Les États ont largement financé les recherches sur les vaccins à ARN messager ? Peu importe, les labos s’attribuent tout le mérite… et se font la guerre.
Les vaccins contre le Covid-19 n’ont pas fini, eux aussi, de muter. Les laboratoires adaptent leur formule aux variants – et sous-variants – devenus majoritaires, notamment le BA.1, plus connu sous le nom d’« Omicron ». Ces jours-ci, les premières doses de ces « boosters » – petit nom donné par les industriels – arrivent en Europe, après avoir été validés par l’Agence européenne du médicament le 1er septembre dernier. Une source de profit supplémentaire pour une industrie qui en a déjà engrangé énormément depuis le début de la pandémie. En février dernier, deux ans tout juste après les premières mesures de confinement en Europe, le laboratoire américain Pfizer annonçait prévoir un chiffre d’affaires de 32 milliards de dollars (32,4 milliards d’euros) pour son vaccin, le Comirnaty, développé avec l’allemand BioNTech et dont les recettes se sont déjà élevées à près de 37 milliards de dollars (37,4 milliards d’euros) en 2021. À quoi il faudra ajouter cette année quelque 22 milliards de dollars (22,2 milliards d’euros) pour sa pilule anti-Covid, toujours selon les prévisions du laboratoire. Qui se sont déjà partiellement confirmées : d’avril à juin, son chiffre d’affaires a bondi de 53 % par rapport à la même période un an auparavant.
Ces résultats records semblent avoir attisé les appétits de ses concurrents. Le 26 août dernier, le laboratoire Moderna a attaqué Pfizer en justice aux États-Unis et en Allemagne pour violation de deux de ses brevets sur l’ARN messager. Moderna attend pourtant des gains similaires de son propre vaccin : 21 milliards de dollars (21,2 milliards d’euros) cette année – au bas mot, puisque cette estimation est basée sur les contrats de vente déjà conclus en avril dernier. Au total, les bénéfices annuels de ces trois entreprises sont estimés à 34 milliards de dollars (34,3 milliards d’euros) en 2021, selon la People’s Vaccine Alliance, regroupement d’une centaine d’ONG réclamant un vaccin gratuit accessible à tous. Du jamais-vu en si peu de temps. Mais insuffisant pour Moderna, qui espère donc récupérer des royalties auprès de ses deux concurrents devant la justice – sans demander le retrait du Comirnaty, qui mettrait un coup d’arrêt à la campagne de vaccination.

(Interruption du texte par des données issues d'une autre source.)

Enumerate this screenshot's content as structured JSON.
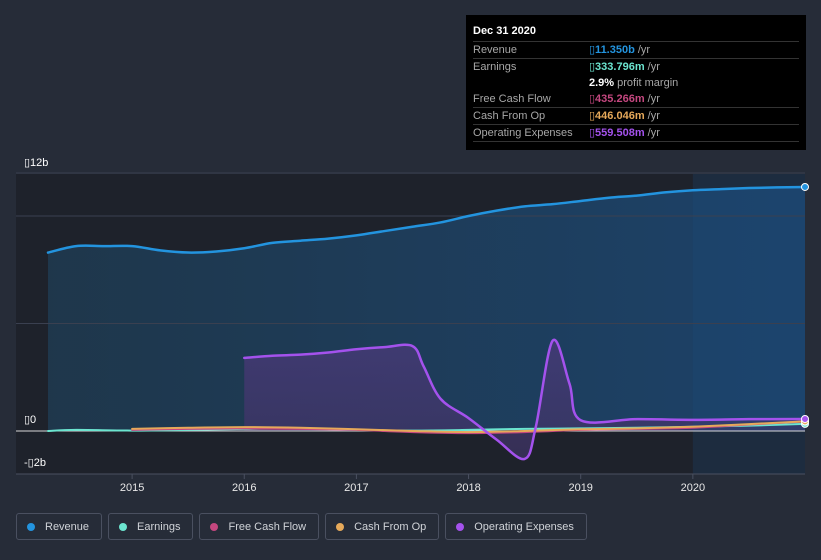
{
  "tooltip": {
    "date": "Dec 31 2020",
    "rows": [
      {
        "label": "Revenue",
        "value": "11.350b",
        "unit": " /yr",
        "color": "#2394df"
      },
      {
        "label": "Earnings",
        "value": "333.796m",
        "unit": " /yr",
        "color": "#6ce5d0"
      },
      {
        "label": "",
        "value": "2.9%",
        "unit": " profit margin",
        "color": "#ffffff"
      },
      {
        "label": "Free Cash Flow",
        "value": "435.266m",
        "unit": " /yr",
        "color": "#c4477f"
      },
      {
        "label": "Cash From Op",
        "value": "446.046m",
        "unit": " /yr",
        "color": "#e6a95a"
      },
      {
        "label": "Operating Expenses",
        "value": "559.508m",
        "unit": " /yr",
        "color": "#a452ed"
      }
    ],
    "currency_glyph": "▯"
  },
  "legend": [
    {
      "label": "Revenue",
      "color": "#2394df"
    },
    {
      "label": "Earnings",
      "color": "#6ce5d0"
    },
    {
      "label": "Free Cash Flow",
      "color": "#c4477f"
    },
    {
      "label": "Cash From Op",
      "color": "#e6a95a"
    },
    {
      "label": "Operating Expenses",
      "color": "#a452ed"
    }
  ],
  "chart_data": {
    "type": "area",
    "title": "",
    "xlabel": "",
    "ylabel": "",
    "y_unit": "b",
    "ylim": [
      -2,
      12
    ],
    "xlim": [
      2014.25,
      2021.0
    ],
    "y_ticks": [
      {
        "value": 12,
        "label": "▯12b"
      },
      {
        "value": 0,
        "label": "▯0"
      },
      {
        "value": -2,
        "label": "-▯2b"
      }
    ],
    "x_ticks": [
      2015,
      2016,
      2017,
      2018,
      2019,
      2020
    ],
    "forecast_shade_start": 2020.0,
    "grid": true,
    "legend_position": "bottom",
    "series": [
      {
        "name": "Revenue",
        "color": "#2394df",
        "x": [
          2014.25,
          2014.5,
          2014.75,
          2015.0,
          2015.25,
          2015.5,
          2015.75,
          2016.0,
          2016.25,
          2016.5,
          2016.75,
          2017.0,
          2017.25,
          2017.5,
          2017.75,
          2018.0,
          2018.25,
          2018.5,
          2018.75,
          2019.0,
          2019.25,
          2019.5,
          2019.75,
          2020.0,
          2020.25,
          2020.5,
          2020.75,
          2021.0
        ],
        "y": [
          8.3,
          8.6,
          8.6,
          8.6,
          8.4,
          8.3,
          8.35,
          8.5,
          8.75,
          8.85,
          8.95,
          9.1,
          9.3,
          9.5,
          9.7,
          10.0,
          10.25,
          10.45,
          10.55,
          10.7,
          10.85,
          10.95,
          11.1,
          11.2,
          11.25,
          11.3,
          11.33,
          11.35
        ]
      },
      {
        "name": "Earnings",
        "color": "#6ce5d0",
        "x": [
          2014.25,
          2014.5,
          2015.0,
          2015.5,
          2016.0,
          2016.5,
          2017.0,
          2017.5,
          2018.0,
          2018.5,
          2019.0,
          2019.5,
          2020.0,
          2020.5,
          2021.0
        ],
        "y": [
          0.0,
          0.05,
          0.02,
          0.05,
          0.1,
          0.12,
          0.05,
          0.02,
          0.05,
          0.1,
          0.12,
          0.15,
          0.2,
          0.25,
          0.33
        ]
      },
      {
        "name": "Free Cash Flow",
        "color": "#c4477f",
        "x": [
          2015.0,
          2015.5,
          2016.0,
          2016.5,
          2017.0,
          2017.5,
          2018.0,
          2018.5,
          2019.0,
          2019.5,
          2020.0,
          2020.5,
          2021.0
        ],
        "y": [
          0.05,
          0.1,
          0.12,
          0.1,
          0.05,
          -0.05,
          -0.1,
          -0.05,
          0.05,
          0.1,
          0.15,
          0.3,
          0.44
        ]
      },
      {
        "name": "Cash From Op",
        "color": "#e6a95a",
        "x": [
          2015.0,
          2015.5,
          2016.0,
          2016.5,
          2017.0,
          2017.5,
          2018.0,
          2018.5,
          2019.0,
          2019.5,
          2020.0,
          2020.5,
          2021.0
        ],
        "y": [
          0.1,
          0.15,
          0.18,
          0.15,
          0.08,
          0.0,
          -0.05,
          0.0,
          0.08,
          0.12,
          0.2,
          0.32,
          0.45
        ]
      },
      {
        "name": "Operating Expenses",
        "color": "#a452ed",
        "x": [
          2016.0,
          2016.25,
          2016.5,
          2016.75,
          2017.0,
          2017.25,
          2017.5,
          2017.6,
          2017.75,
          2018.0,
          2018.25,
          2018.5,
          2018.6,
          2018.75,
          2018.9,
          2019.0,
          2019.5,
          2020.0,
          2020.5,
          2021.0
        ],
        "y": [
          3.4,
          3.5,
          3.55,
          3.65,
          3.8,
          3.9,
          3.95,
          3.0,
          1.5,
          0.6,
          -0.4,
          -1.3,
          0.2,
          4.2,
          2.2,
          0.5,
          0.55,
          0.52,
          0.55,
          0.56
        ]
      }
    ]
  }
}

Des techniciens travaillent sur un bioréacteur pour la fabrication du vaccin anti-Covid dans l’usine BioNTech de Marbourg, en Allemagne, le 27 mars 2021
— Photo Boris Roessler/Zuma/Réa.
L’industrie pharmaceutique est une habituée des superprofits, et ce quel que soit le niveau de l’inflation. Des superprofits découlant de ses brevets, lui garantissant une rente pendant vingt ans, avant que des génériques puissent être fabriqués.